И вот это случилось с ним самим.
— Звони, — сказала Марьяна.
И он послушно снял с телефонного аппарата черную, горячую от солнца эбонитовую трубку.
Он был один в пустой квартире: Марьяна ушла куда-то по хозяйственным делам. Он сидел на подоконнике, там, где любила сидеть его Лидка, и смотрел во двор, заметенный, будто в глухом декабре, сугробами тополевого пуха.
От сигаретного дыма саднило в горле.
Он смотрел во двор и думал, что жизни ему, наверное, осталось с полчаса, не больше.
Через полчаса, как было договорено, к нему придет специалист из ЭТИХ. Позвонит в дверь, вежливо попросит разрешения войти, и Димка позволит, сам пригласит в дом. Они сядут за столом на кухне, где так уютно пахнет Марьяниной стряпней и где уже почти не вспоминается Лидка, и он сам, добровольно, подпишет бумаги, в которых говорится, что он по своей собственной доброй воле соглашается иметь дело с ЭТИМ. И ни при каких обстоятельствах не обсуждать с кем-либо, даже с самыми близкими родными все, что будет происходить во время этого общения.
А потом?
Что бывает с людьми потом? Что ЭТИ с ними делают? Вряд ли кровь пьют, это все больше сказочки, детские пугалки… но что-то же делают, если потом люди становятся на себя не похожи. И если бы это было что-то доброе, нормальное, подписка о неразглашении, наверное, не была бы нужна.
А он… согласился, как дурак. Только лишь потому, что в какой-то момент, поддавшись Марьяниным уговорам, подумал: как было бы славно, если бы он перестал быть собой. Если бы пришел кто-то и выжег из души то место, в котором до сих пор так замечательно существовала Лидка и его к ней любовь.
И стало бы небольно.
Но наверное, так на самом деле не бывает, и после того, как все закончится, Димка сделается уже не Димкой, и не нужен станет ему никто.

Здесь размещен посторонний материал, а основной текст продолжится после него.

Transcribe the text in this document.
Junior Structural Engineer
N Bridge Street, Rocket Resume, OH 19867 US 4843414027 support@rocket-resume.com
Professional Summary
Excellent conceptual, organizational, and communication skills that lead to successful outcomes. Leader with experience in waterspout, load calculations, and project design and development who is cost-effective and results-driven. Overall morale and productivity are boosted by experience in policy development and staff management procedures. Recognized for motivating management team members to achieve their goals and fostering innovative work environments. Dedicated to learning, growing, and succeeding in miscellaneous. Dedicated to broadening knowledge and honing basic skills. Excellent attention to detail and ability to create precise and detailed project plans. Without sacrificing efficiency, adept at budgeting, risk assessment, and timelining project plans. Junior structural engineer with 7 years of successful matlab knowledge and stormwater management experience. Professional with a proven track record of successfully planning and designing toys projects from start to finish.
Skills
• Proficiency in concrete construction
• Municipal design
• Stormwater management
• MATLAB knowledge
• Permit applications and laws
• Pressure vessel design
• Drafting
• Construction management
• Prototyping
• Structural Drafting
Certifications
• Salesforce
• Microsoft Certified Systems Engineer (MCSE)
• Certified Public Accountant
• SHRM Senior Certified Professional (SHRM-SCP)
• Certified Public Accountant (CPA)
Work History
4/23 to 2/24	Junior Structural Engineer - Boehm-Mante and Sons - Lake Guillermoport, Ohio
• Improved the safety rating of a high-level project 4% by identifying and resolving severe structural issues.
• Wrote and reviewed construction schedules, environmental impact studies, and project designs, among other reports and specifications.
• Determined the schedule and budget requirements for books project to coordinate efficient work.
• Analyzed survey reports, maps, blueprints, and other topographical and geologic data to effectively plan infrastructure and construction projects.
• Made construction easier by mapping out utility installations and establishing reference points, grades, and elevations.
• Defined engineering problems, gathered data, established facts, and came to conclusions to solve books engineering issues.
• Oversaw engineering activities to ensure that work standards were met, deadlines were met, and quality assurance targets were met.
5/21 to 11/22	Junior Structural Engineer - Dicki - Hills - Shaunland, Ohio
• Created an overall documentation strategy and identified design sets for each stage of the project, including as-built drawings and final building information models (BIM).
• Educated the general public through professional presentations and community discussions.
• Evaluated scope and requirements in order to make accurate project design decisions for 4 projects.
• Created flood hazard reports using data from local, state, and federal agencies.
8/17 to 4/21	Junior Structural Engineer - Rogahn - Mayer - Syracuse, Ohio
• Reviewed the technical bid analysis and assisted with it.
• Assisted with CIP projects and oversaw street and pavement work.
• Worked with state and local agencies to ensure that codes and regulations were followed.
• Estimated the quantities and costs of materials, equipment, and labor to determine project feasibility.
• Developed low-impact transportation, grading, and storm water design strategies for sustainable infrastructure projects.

Ни Лидка, ни Марьяна, ни весь белый свет.
Скорей бы.
Из прихожей донесся звонок.
На пороге стояла женщина средних лет. Длинные русые волосы забраны на темени в хвост и слегка вьются на висках. Простого покроя платье с цветастыми оборками, белые лодочки без каблуков. Женщина улыбалась спокойно и доброжелательно, без всякого показного радушия.
— Здрасти, — сказал Димка, чувствуя себя ужасно глупо. – Вы – ЭТА?
— А вы Дима, да?
Он кивнул, трудно сглатывая, чувствуя, что оказался совсем не готов к тому, что все это будет так… обыденно. Никаких вампирских клыков, никаких страшных рож.
— Я могу войти?
Он молча посторонился, пропуская.
— Так могу? – уточнила она, не переставая улыбаться.
— Входите, — сумрачно выдавил Димка.